Suppose you’re a conservative activist stranded in the middle of the desert, surrounded by thousands of barely dressed bohemians expressing themselves in ways that would make an East Village performance artist blush. Surely, you would conclude, the end is near.
Not if you’re Grover Norquist, and the desert is the site of the Burning Man Festival. Norquist has seen the future, and it is Burning Man – or at least it will be, if he has anything to say about it.
Norquist just returned from Burning Man and wrote up his impressions in yesterday’s (gasp) Guardian. He hasn’t been this excited since the 2001 tax cuts. Norquist writes:
Burning Man is greater than I had ever imagined. I have been to large demonstrations in favor of the environment, and the trash left behind is knee-deep. At Burning Man, you are hard-pressed to find a cigarette butt on the ground. There are no trash bins. Participants carry it in, and they carry it out. I have been to the Louvre. It is a very big place with many nice paintings. I knew that. I was not disappointed. Burning Man is more like Petra, the lost city in Jordan, which I found more impressive than its advance billing or reputation
That’s right – the Left’s most hated activist just said Burning Man is more impressive than the Louvre.
What makes Burning Man so great? Most importantly, it is a vivid demonstration of spontaneous order. Burning Man is a world with few formal rules, yet it exhibits high levels of artistic and material achievement because its inhabitants are governed by the principles of true tolerance and personal responsibility. The last point is key, and it separates Burning Man from Woodstock and similar outbursts of adolescent hedonism:
A community that comes together with a minimum of “rules” demands self-reliance – that everyone clean up after themselves and help thy neighbor…the demand for self-reliance at Burning Man toughens everyone up. There are few fools, and no malingerers. People give of themselves – small gifts like lip balm or tiny flashlights. I brought Cuban cigars. Edgy, but not as exciting as some “gifts” that would have interested the federal authorities. I’m hoping to bring the kids next year.
And lest you think Burning Man is simply an exercise in escapism with no “real world” lessons, Norquist says “some day, I want to live 52 weeks a year in a state or city that acts like this. I want to attend a national political convention that advocates the wisdom of Burning Man.”
Obviously, Burning Man won’t be everyone’s cup of tea, but it does display a 21st century kind of pioneer spirit that is American to its core but far too rare today. Norquist also reminds people that conservatives like to do more than read Russell Kirk for fun, which shouldn’t be so shocking: Newt Gingrich was a Dead Head back in the day, and Ann Coulter still is.

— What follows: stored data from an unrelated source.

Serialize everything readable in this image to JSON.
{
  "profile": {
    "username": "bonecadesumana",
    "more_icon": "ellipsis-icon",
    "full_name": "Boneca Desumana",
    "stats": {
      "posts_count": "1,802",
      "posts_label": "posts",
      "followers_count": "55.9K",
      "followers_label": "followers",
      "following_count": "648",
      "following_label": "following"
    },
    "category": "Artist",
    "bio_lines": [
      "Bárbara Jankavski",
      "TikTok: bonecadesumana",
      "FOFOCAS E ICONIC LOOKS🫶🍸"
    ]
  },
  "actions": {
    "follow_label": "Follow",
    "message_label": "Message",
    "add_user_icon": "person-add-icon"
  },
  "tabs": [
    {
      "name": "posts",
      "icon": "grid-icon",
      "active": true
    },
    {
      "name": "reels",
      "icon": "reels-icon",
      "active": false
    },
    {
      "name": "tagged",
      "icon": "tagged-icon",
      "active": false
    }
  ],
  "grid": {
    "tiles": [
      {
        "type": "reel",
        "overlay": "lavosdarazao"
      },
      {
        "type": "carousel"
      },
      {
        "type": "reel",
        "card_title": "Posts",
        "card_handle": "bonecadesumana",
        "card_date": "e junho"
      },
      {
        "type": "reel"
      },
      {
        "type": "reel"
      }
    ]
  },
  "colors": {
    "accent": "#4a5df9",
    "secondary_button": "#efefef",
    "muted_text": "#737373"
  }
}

Thanks, Larry. As it happens, I have just posted an item about another deleterious effect of excessive politicization: the tendency of people to lose the sense for resolving disputes on their own, through courtesy and compromise. This is a problem that cuts across many areas of life.
This is a highly interesting article, Larry. I’m glad to hear that Burning Man manifests a “kind of pioneer spirit that is American to its core but far too rare today” because “its inhabitants are governed by the principles of true tolerance and personal responsibility.” The contemporary tendency for people to pigeonhole one another as heroes or villains based on their political beliefs is, I believe, a direct outcome of progressivism and goes all the way back to Rousseau’s positing of the General Will (and far beyond that into the ancient era), and stories such as this tell a critical truth that puts the lie to that politicization of everything: people are amazingly diverse and creative, and order does tend to arise spontaneously whenever the coercive iron fist of government is absent or at least held in abeyance. It’s great to see that Grover Norquist recognizes that and is spreading the word in such a provocative and winsome way.
Thanks Sam, and great point about how real diversity and creativity are trampled by over-politicization.